FMR1 genes with >200 CGG repeats are usually hypermethylated and inactive, resulting in loss of FMRP, an important protein involved in microRNA and mRNA regulation and neural development.
The consequence of this gene inactivation was revealed in a seminal centre study (Rousseau et al) in 1994 which demonstrated the the prediction of intellectual disablilty was improved by considering both the CGG expansion size and the gene methylation status. Individuals with a greater than 200 CGG but unmethylated or mosaic allele had a normal cognitive phenotype or less severe phenotype. The severity of fragile X syndrome symptoms in females can also vary based on the methylation status of the allele.
Since '91 the primary method used to determine methylation status of the allele has been Southern blot. Southern blot is laborious, has low resolution and sensitivity and requires large quantities of high-quality DNA compared to PCR-based methods. Determining the methylation status without Southern blot have relied on either chemical or enzymatic pretreatment of the DNA before PCR analysis.
Chemical methods require sodium bisulfite to convert methylated cytosine to uracil. These changes can be recognized through various techniques including PCR, DNA sequencing and melting curve analysis. These methods are more suitable to analyse male samples because of the presence of two X chromosomes in female samples can co-found the analysis. Enzyme based methods use methylation sensitive restriction enzymes to digest the unmethylated DNA. Real-time PCR, probe ligation and/or capillary electrophoresis can or may be used to determine the methylation sequence by comparing amplicons generated from digested and undigested DNA.
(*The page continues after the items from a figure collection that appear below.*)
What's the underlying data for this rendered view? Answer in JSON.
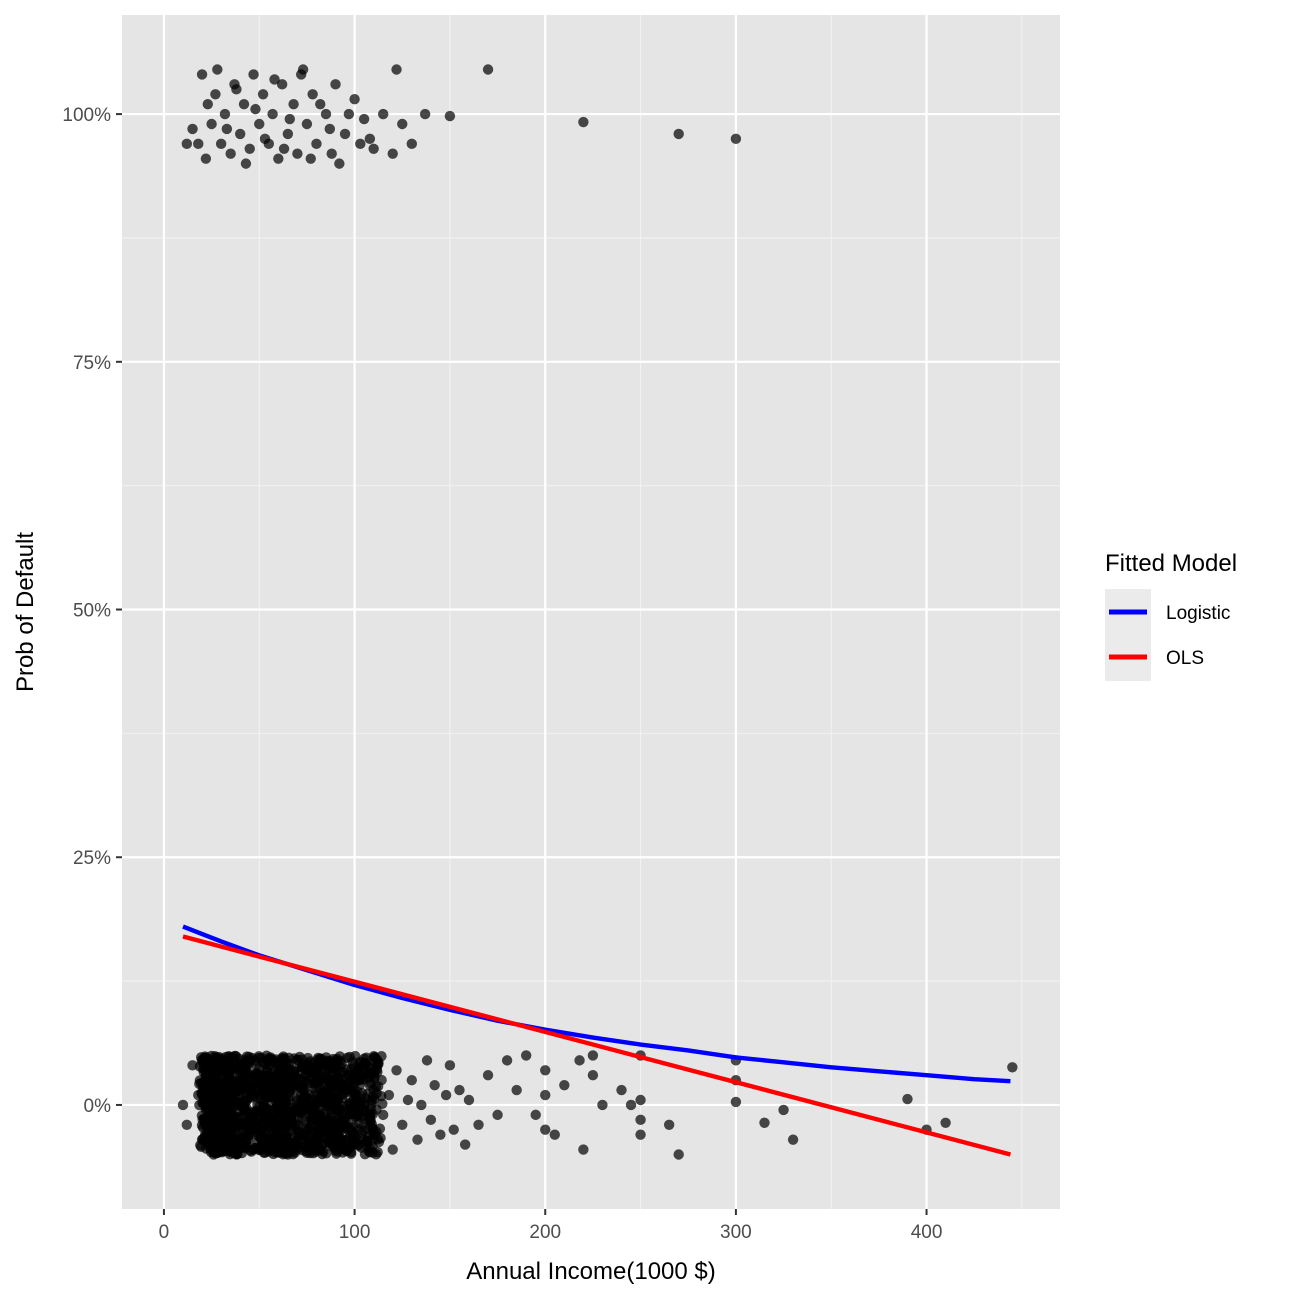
{
  "chart_data": {
    "type": "scatter",
    "title": "",
    "xlabel": "Annual Income(1000 $)",
    "ylabel": "Prob of Default",
    "xlim": [
      -22,
      470
    ],
    "ylim": [
      -0.105,
      1.1
    ],
    "x_ticks": [
      0,
      100,
      200,
      300,
      400
    ],
    "x_tick_labels": [
      "0",
      "100",
      "200",
      "300",
      "400"
    ],
    "y_ticks": [
      0,
      0.25,
      0.5,
      0.75,
      1.0
    ],
    "y_tick_labels": [
      "0%",
      "25%",
      "50%",
      "75%",
      "100%"
    ],
    "grid": true,
    "legend": {
      "title": "Fitted Model",
      "position": "right",
      "entries": [
        {
          "label": "Logistic",
          "color": "#0000ff"
        },
        {
          "label": "OLS",
          "color": "#ff0000"
        }
      ]
    },
    "points_color": "#000000",
    "points_note_jitter": true,
    "defaulted_points": [
      [
        20,
        1.04
      ],
      [
        23,
        1.01
      ],
      [
        25,
        0.99
      ],
      [
        27,
        1.02
      ],
      [
        30,
        0.97
      ],
      [
        32,
        1.0
      ],
      [
        35,
        0.96
      ],
      [
        37,
        1.03
      ],
      [
        40,
        0.98
      ],
      [
        42,
        1.01
      ],
      [
        45,
        0.965
      ],
      [
        47,
        1.04
      ],
      [
        50,
        0.99
      ],
      [
        52,
        1.02
      ],
      [
        55,
        0.97
      ],
      [
        57,
        1.0
      ],
      [
        60,
        0.955
      ],
      [
        62,
        1.03
      ],
      [
        65,
        0.98
      ],
      [
        68,
        1.01
      ],
      [
        70,
        0.96
      ],
      [
        72,
        1.04
      ],
      [
        75,
        0.99
      ],
      [
        78,
        1.02
      ],
      [
        80,
        0.97
      ],
      [
        85,
        1.0
      ],
      [
        88,
        0.96
      ],
      [
        90,
        1.03
      ],
      [
        95,
        0.98
      ],
      [
        100,
        1.015
      ],
      [
        18,
        0.97
      ],
      [
        22,
        0.955
      ],
      [
        28,
        1.045
      ],
      [
        33,
        0.985
      ],
      [
        38,
        1.025
      ],
      [
        43,
        0.95
      ],
      [
        48,
        1.005
      ],
      [
        53,
        0.975
      ],
      [
        58,
        1.035
      ],
      [
        63,
        0.965
      ],
      [
        66,
        0.995
      ],
      [
        73,
        1.045
      ],
      [
        77,
        0.955
      ],
      [
        82,
        1.01
      ],
      [
        87,
        0.985
      ],
      [
        92,
        0.95
      ],
      [
        97,
        1.0
      ],
      [
        103,
        0.97
      ],
      [
        105,
        0.995
      ],
      [
        108,
        0.975
      ],
      [
        110,
        0.965
      ],
      [
        115,
        1.0
      ],
      [
        120,
        0.96
      ],
      [
        122,
        1.045
      ],
      [
        125,
        0.99
      ],
      [
        130,
        0.97
      ],
      [
        137,
        1.0
      ],
      [
        150,
        0.998
      ],
      [
        170,
        1.045
      ],
      [
        220,
        0.992
      ],
      [
        270,
        0.98
      ],
      [
        300,
        0.975
      ],
      [
        15,
        0.985
      ],
      [
        12,
        0.97
      ]
    ],
    "non_defaulted_points": [
      [
        10,
        0.0
      ],
      [
        12,
        -0.02
      ],
      [
        15,
        0.04
      ],
      [
        18,
        0.01
      ],
      [
        20,
        -0.035
      ],
      [
        22,
        0.03
      ],
      [
        25,
        -0.01
      ],
      [
        27,
        0.02
      ],
      [
        30,
        -0.04
      ],
      [
        32,
        0.0
      ],
      [
        35,
        0.035
      ],
      [
        37,
        -0.025
      ],
      [
        40,
        0.015
      ],
      [
        42,
        -0.005
      ],
      [
        45,
        0.045
      ],
      [
        47,
        -0.045
      ],
      [
        50,
        0.01
      ],
      [
        52,
        -0.02
      ],
      [
        55,
        0.03
      ],
      [
        57,
        -0.03
      ],
      [
        60,
        0.0
      ],
      [
        62,
        0.04
      ],
      [
        65,
        -0.015
      ],
      [
        67,
        0.02
      ],
      [
        70,
        -0.04
      ],
      [
        72,
        0.01
      ],
      [
        75,
        0.035
      ],
      [
        77,
        -0.025
      ],
      [
        80,
        0.005
      ],
      [
        82,
        -0.045
      ],
      [
        85,
        0.025
      ],
      [
        87,
        -0.01
      ],
      [
        90,
        0.045
      ],
      [
        92,
        -0.035
      ],
      [
        95,
        0.015
      ],
      [
        97,
        -0.02
      ],
      [
        100,
        0.03
      ],
      [
        102,
        -0.04
      ],
      [
        105,
        0.0
      ],
      [
        108,
        0.02
      ],
      [
        110,
        -0.03
      ],
      [
        112,
        0.04
      ],
      [
        115,
        -0.01
      ],
      [
        118,
        0.01
      ],
      [
        120,
        -0.045
      ],
      [
        122,
        0.035
      ],
      [
        125,
        -0.02
      ],
      [
        128,
        0.005
      ],
      [
        130,
        0.025
      ],
      [
        133,
        -0.035
      ],
      [
        135,
        0.0
      ],
      [
        138,
        0.045
      ],
      [
        140,
        -0.015
      ],
      [
        142,
        0.02
      ],
      [
        145,
        -0.03
      ],
      [
        148,
        0.01
      ],
      [
        150,
        0.04
      ],
      [
        152,
        -0.025
      ],
      [
        155,
        0.015
      ],
      [
        158,
        -0.04
      ],
      [
        160,
        0.005
      ],
      [
        165,
        -0.02
      ],
      [
        170,
        0.03
      ],
      [
        175,
        -0.01
      ],
      [
        180,
        0.045
      ],
      [
        185,
        0.015
      ],
      [
        190,
        0.05
      ],
      [
        195,
        -0.01
      ],
      [
        200,
        0.035
      ],
      [
        200,
        -0.025
      ],
      [
        200,
        0.01
      ],
      [
        205,
        -0.03
      ],
      [
        210,
        0.02
      ],
      [
        218,
        0.045
      ],
      [
        220,
        -0.045
      ],
      [
        225,
        0.03
      ],
      [
        225,
        0.05
      ],
      [
        230,
        0.0
      ],
      [
        240,
        0.015
      ],
      [
        245,
        0.0
      ],
      [
        250,
        0.05
      ],
      [
        250,
        -0.015
      ],
      [
        250,
        -0.03
      ],
      [
        250,
        0.005
      ],
      [
        265,
        -0.02
      ],
      [
        270,
        -0.05
      ],
      [
        300,
        0.045
      ],
      [
        300,
        0.025
      ],
      [
        300,
        0.003
      ],
      [
        315,
        -0.018
      ],
      [
        325,
        -0.005
      ],
      [
        330,
        -0.035
      ],
      [
        390,
        0.006
      ],
      [
        400,
        -0.025
      ],
      [
        410,
        -0.018
      ],
      [
        445,
        0.038
      ]
    ],
    "series": [
      {
        "name": "Logistic",
        "color": "#0000ff",
        "x": [
          10,
          30,
          50,
          75,
          100,
          125,
          150,
          175,
          200,
          225,
          250,
          275,
          300,
          325,
          350,
          375,
          400,
          425,
          444
        ],
        "y": [
          0.18,
          0.165,
          0.151,
          0.136,
          0.121,
          0.108,
          0.096,
          0.085,
          0.076,
          0.068,
          0.061,
          0.055,
          0.048,
          0.043,
          0.038,
          0.034,
          0.03,
          0.026,
          0.024
        ]
      },
      {
        "name": "OLS",
        "color": "#ff0000",
        "x": [
          10,
          444
        ],
        "y": [
          0.17,
          -0.05
        ]
      }
    ]
  }
}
Recently, it was shown that enzymatic pretreatment and full-length amplification of the CGG repeats can yield repeat length and methylation status in a high troughput workflow which is accurate for both male and female samples. Emerging markers in the FMR1 gene region may also be predictive of the fragile X phenotype. These novel capabilities have the potential to improve the methylation assesment, and eliminate the need for Southern blot analysis.